Although regular exercise is the cornerstone of management of overweight women with polycystic ovary syndrome, there are little data on additional benefits of regular exercise and exercise training when combined with an energy-restricted diet. This prospective, randomized, parallel study assessed the added benefit of aerobic or aerobic-resistance exercise training when combined with a moderate hypocaloric weight-loss diet on metabolic risk factors and reproductive function in women with PCOS. Ninety-four overweight and obese women with PCOS (age, 18–41 years; body mass index, 25–55 kg/m2) were randomized to receive diet only (DO), diet and aerobic exercise (DA), or diet and combined aerobic-resistance exercise (DC) for 20 weeks. All participants received the same energy-restricted, high-protein diet (5000–6000 kJ/d).

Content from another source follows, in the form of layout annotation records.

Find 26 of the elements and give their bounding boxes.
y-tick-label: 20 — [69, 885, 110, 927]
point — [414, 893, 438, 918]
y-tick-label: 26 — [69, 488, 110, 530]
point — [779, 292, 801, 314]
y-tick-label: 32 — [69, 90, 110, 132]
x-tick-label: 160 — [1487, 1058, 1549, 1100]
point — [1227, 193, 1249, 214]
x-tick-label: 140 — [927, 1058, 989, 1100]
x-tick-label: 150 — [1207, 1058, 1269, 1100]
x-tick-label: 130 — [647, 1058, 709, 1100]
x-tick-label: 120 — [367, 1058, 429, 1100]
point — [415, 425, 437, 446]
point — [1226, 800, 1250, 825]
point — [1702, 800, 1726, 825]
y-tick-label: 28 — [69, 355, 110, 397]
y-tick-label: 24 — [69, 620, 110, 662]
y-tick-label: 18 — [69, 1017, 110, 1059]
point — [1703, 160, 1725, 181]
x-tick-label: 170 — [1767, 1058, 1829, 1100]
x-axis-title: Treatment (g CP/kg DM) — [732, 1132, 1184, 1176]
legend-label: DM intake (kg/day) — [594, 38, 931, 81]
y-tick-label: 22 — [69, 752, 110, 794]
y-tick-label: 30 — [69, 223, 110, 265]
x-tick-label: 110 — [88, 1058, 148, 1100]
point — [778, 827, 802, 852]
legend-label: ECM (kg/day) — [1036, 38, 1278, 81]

Fat mass was decreased more and free fat-free mass was decreased less at 20 weeks among the women in the DA and DC groups compared with those in the DO group (all values, P < 0.05). Larger reductions occurred in systolic and diastolic blood pressure among women in the DA and DC groups than those in the DO group, but only the decrease within the DC group reached statistical significance (P < 0.01). Statistically significant reductions from baseline values occurred within both the DA and DC groups for fasting insulin, total cholesterol, low-density lipoprotein cholesterol, testosterone, and free androgen index (all values, P < 0.05). Compared with baseline values, increases were found within the DA and DC groups in levels of serum sex hormone binding globulin. With respect to reproductive function, there were improvements in ovulation and menstrual cyclicity over the 20-week study period within the 3 treatment groups. There were no statistically significant differences in these cardiometabolic, hormonal, and reproductive parameters between the treatment groups.
Among women with PCOS on an energy-restricted high-protein diet, the lack of additional improvements by exercise in cardiometabolic risk factors, hormonal status, and reproductive function suggests that improvements in these parameters were primarily related to energy restriction and weight loss.